La tradition veut qu’en Provence le “temps de Noël” dure 40 jours, de la Sainte Barbe (4 décembre) à la Chandeleur (2 février). Toute la culture provençale se réveille durant les fêtes calendales… Les villes et les villages s’animent de crèches vivantes et de pastorales. Chacun partage le “gros souper”, repas maigre mais copieux du 24 décembre qui se termine par les treize desserts. À la Chandeleur, on défait la crèche et l’on célèbre le jour de la purification de la Vierge et du “feu nouveau”. Le temps de Noël est aussi un moment privilégié pour les gastronomes, autour de réveillons “prestige” et de cours de cuisine donnés dans un cadre exceptionnel. Vivre Noël et ses rituels en Provence, c’est mieux comprendre et partager l’authenticité du terroir et des provençaux.

Le “cacho-fio”

Le “cacho-fio” consiste en l’allumage rituel de la bûche de Noël, traditionnellement de bois fruitier (poirier, cerisier, olivier). “Cacha le feu” signifie l’allumer : on dit même “Bouta cacho-fio”, c’est-à-dire bouter le feu à la bûche.

La veillée de Noël commence par ce rite, pratique mi-religieuse, mi-magique, souvenir tenace des libations romaines. L’aïeul choisit une bougie parmi toutes celles qui sont éclairées, la présente à la famille, si la flamme se couche comme un épi trop lourd, la récolte sera bonne, si elle reste bien droite, la grange sera vide.

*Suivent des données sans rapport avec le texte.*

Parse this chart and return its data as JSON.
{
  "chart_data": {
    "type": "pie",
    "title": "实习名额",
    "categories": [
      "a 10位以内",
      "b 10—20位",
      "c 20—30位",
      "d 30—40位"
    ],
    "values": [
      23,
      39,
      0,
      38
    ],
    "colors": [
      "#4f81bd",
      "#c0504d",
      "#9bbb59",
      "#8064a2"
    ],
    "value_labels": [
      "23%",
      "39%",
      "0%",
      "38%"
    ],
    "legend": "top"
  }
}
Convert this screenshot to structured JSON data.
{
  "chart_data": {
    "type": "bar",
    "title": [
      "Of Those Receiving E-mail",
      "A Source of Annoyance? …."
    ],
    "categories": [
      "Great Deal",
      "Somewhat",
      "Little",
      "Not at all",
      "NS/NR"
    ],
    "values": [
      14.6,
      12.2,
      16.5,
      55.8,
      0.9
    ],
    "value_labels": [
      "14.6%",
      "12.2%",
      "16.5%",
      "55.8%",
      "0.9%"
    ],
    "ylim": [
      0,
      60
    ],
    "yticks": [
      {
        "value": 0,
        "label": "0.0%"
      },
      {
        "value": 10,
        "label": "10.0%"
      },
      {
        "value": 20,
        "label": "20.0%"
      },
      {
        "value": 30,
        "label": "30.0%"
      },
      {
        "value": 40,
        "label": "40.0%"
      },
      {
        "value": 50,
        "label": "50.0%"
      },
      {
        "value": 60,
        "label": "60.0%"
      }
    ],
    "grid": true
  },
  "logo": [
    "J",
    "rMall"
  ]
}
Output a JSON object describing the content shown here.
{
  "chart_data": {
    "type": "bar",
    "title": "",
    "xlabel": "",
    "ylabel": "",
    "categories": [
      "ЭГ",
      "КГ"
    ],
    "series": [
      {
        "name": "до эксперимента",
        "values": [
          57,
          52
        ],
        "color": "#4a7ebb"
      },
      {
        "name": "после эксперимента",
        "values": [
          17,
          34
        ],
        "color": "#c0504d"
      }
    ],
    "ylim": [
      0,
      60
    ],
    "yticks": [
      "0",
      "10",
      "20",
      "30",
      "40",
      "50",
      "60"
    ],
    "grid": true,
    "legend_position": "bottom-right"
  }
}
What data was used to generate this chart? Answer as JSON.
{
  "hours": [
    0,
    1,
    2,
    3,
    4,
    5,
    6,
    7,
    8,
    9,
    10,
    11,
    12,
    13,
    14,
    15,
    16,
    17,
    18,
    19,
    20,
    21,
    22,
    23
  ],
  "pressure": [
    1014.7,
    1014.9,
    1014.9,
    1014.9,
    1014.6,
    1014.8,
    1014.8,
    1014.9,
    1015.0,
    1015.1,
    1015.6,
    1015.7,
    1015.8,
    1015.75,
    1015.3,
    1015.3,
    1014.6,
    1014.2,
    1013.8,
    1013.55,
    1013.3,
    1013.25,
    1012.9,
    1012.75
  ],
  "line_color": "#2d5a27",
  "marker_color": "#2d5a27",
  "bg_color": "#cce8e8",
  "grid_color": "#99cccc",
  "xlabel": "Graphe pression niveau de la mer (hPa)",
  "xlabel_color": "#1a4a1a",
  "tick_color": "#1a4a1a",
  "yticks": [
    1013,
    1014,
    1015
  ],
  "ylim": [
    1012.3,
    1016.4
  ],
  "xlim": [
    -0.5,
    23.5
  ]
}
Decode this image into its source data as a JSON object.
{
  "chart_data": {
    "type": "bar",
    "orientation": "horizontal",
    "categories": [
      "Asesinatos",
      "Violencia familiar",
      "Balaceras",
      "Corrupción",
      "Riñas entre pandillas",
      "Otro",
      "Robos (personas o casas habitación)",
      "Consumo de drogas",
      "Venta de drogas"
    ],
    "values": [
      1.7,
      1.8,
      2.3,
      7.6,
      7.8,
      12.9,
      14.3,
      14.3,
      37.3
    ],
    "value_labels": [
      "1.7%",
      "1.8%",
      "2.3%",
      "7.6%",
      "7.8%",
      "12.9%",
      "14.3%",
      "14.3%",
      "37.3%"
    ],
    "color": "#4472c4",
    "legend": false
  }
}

Avant de se mettre à table, le plus âgé et le plus jeune de la famille présentent la bûche devant la cheminée et, trois fois de suite, répandent du vin cuit sur la souche avant de la placer dans le foyer et de l’allumer. Tout en chantant “Alègre ! Diou nous alègre Cacho fio ven, tout ben ven ; Diou nous fagué la graci de veïre l’an que ven, Si sian pas mai que siguen pas men” soit en français “Réjouissons-nous ! Dieu nous fait la joie de célébrer le « cacho fio », tout va bien ; Dieu nous fait la grâce de voir l’an qui vient. Si nous ne sommes pas plus que nous ne soyons pas moins”.

Le gros souper

Le gros souper, juste après le “cacho-fio”, est un repas maigre mais il nécessite une véritable mise en scène. La table est l’élément principal de la pièce. Elle est ornée de petits houx à boules rouges, quelquefois de roses de Jéricho, du blé de la Sainte-Barbe. Le pain calendal est au centre.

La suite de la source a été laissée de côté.